The World According to Garp is in the long and wonderful tradition of the shaggy dog story, and it has often been dubbed the domestic equivalent of Heller's Catch 22. It leaves you joyous but saddened, laughing and crying all at once. The danger of the shaggy dog story generally is that it just ends leaving the reader unsatisfied without any kind of denouement to signify the end - well not so Garp.

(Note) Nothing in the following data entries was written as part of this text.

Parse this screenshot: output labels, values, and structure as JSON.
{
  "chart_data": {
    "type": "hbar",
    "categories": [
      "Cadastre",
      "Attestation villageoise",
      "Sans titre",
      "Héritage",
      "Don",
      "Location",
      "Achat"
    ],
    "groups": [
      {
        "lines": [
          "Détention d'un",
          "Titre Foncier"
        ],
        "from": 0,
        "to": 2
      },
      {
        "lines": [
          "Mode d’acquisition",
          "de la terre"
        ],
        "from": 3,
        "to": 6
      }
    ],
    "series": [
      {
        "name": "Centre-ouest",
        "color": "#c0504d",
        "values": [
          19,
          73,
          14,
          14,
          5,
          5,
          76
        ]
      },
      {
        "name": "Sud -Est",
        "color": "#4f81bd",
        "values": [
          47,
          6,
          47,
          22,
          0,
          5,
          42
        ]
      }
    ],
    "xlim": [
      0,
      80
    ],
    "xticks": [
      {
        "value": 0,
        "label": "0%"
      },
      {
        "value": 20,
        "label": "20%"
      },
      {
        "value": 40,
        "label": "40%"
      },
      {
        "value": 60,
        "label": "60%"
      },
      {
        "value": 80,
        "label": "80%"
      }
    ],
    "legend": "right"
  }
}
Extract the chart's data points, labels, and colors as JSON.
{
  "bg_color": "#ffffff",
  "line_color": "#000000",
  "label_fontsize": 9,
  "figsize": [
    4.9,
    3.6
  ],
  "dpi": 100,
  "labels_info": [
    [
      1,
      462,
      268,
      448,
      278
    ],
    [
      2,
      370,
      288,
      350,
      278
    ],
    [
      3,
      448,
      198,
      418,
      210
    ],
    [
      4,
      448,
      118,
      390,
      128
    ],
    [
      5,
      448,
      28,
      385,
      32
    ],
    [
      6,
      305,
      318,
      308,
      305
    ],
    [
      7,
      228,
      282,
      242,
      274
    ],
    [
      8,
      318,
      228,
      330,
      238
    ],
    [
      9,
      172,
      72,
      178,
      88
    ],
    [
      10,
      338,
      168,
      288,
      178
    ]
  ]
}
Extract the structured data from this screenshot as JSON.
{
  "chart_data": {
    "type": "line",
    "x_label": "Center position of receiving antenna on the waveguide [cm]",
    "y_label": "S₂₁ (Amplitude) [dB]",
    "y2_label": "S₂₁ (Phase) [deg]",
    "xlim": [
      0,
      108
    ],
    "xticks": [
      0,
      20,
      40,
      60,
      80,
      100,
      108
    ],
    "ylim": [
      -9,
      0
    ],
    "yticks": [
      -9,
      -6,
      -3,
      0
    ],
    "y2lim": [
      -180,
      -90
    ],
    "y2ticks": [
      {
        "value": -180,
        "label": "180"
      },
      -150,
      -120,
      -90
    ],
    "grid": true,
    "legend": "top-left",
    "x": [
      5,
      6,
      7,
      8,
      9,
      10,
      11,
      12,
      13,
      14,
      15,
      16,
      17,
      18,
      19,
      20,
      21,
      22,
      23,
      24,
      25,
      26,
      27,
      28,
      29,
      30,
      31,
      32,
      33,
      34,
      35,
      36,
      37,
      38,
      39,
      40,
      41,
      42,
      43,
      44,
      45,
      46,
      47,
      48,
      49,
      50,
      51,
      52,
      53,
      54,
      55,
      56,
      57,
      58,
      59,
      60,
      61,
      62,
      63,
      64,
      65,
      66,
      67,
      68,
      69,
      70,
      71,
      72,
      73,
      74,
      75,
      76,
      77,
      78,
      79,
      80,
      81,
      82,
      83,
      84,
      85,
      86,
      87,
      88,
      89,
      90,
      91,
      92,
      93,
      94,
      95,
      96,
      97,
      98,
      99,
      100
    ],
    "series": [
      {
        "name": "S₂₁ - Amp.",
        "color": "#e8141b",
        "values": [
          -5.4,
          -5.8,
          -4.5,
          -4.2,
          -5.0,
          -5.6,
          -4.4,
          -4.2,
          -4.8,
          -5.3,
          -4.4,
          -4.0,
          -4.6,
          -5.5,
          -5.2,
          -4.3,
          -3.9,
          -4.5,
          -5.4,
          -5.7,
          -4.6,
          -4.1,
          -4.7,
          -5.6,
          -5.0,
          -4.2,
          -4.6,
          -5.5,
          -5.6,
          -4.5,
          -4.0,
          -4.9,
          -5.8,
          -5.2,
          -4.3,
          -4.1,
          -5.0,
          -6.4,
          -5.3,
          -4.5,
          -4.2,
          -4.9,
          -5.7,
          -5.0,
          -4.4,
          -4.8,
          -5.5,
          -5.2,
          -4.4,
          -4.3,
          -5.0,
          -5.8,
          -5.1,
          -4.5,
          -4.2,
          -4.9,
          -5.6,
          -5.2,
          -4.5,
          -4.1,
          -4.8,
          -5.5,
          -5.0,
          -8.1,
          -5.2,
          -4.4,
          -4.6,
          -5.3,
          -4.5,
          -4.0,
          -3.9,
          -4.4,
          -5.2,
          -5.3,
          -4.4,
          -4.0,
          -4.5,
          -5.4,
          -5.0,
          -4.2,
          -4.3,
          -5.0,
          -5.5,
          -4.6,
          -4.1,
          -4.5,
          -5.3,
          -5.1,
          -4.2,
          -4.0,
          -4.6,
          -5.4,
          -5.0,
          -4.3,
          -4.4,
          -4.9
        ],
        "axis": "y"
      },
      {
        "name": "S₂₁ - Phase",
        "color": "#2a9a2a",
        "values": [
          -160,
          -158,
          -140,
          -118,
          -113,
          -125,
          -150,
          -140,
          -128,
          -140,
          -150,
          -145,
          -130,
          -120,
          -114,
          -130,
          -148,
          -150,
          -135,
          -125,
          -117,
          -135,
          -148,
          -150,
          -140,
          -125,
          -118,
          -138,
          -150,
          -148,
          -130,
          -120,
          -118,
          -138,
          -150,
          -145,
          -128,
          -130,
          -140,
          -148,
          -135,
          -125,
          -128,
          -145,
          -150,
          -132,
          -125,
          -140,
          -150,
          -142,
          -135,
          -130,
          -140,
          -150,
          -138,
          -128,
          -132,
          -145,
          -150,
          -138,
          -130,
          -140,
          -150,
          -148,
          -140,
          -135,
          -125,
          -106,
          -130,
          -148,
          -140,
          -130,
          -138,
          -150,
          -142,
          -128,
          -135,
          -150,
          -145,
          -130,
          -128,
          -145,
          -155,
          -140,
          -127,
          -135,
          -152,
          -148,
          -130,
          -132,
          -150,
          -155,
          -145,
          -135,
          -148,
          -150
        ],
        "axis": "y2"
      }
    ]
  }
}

The climax is action-packed, yes there is a shooting, yes something happens to a man that should NEVER happen to a man and throughout we are silently menaced by the silent under-toad. The under-toad lives in the sea and can pull great ships, let alone little humans, under the waves forever more. Be afraid of the under-toad, it symbolises all those unexpected things that can jump out and get you when you least expect it - it is the witch under your bed, it's the goblins pinching you when you turn your back, it's the driver falling asleep at his wheel
John Irving has written some marvellous books - The Fourth Hand, A Prayer for Owen Meany, The Hotel New Hampshire and the Oscar-winning screenplay of The Cider House Rules. I'm not saying The World According to Garp is certainly the best because they are all great, but quite simply this is the one I picked up first, and I know I will read it every few years for the rest of my life.
John Irving has awards from the Guggenheim Foundation, the Rockefeller Foundation and the National Endowment for the Arts. He was elected to the American Academy of Arts and Letters and has also won an O. Henry Award, a National Book Award and an Oscar.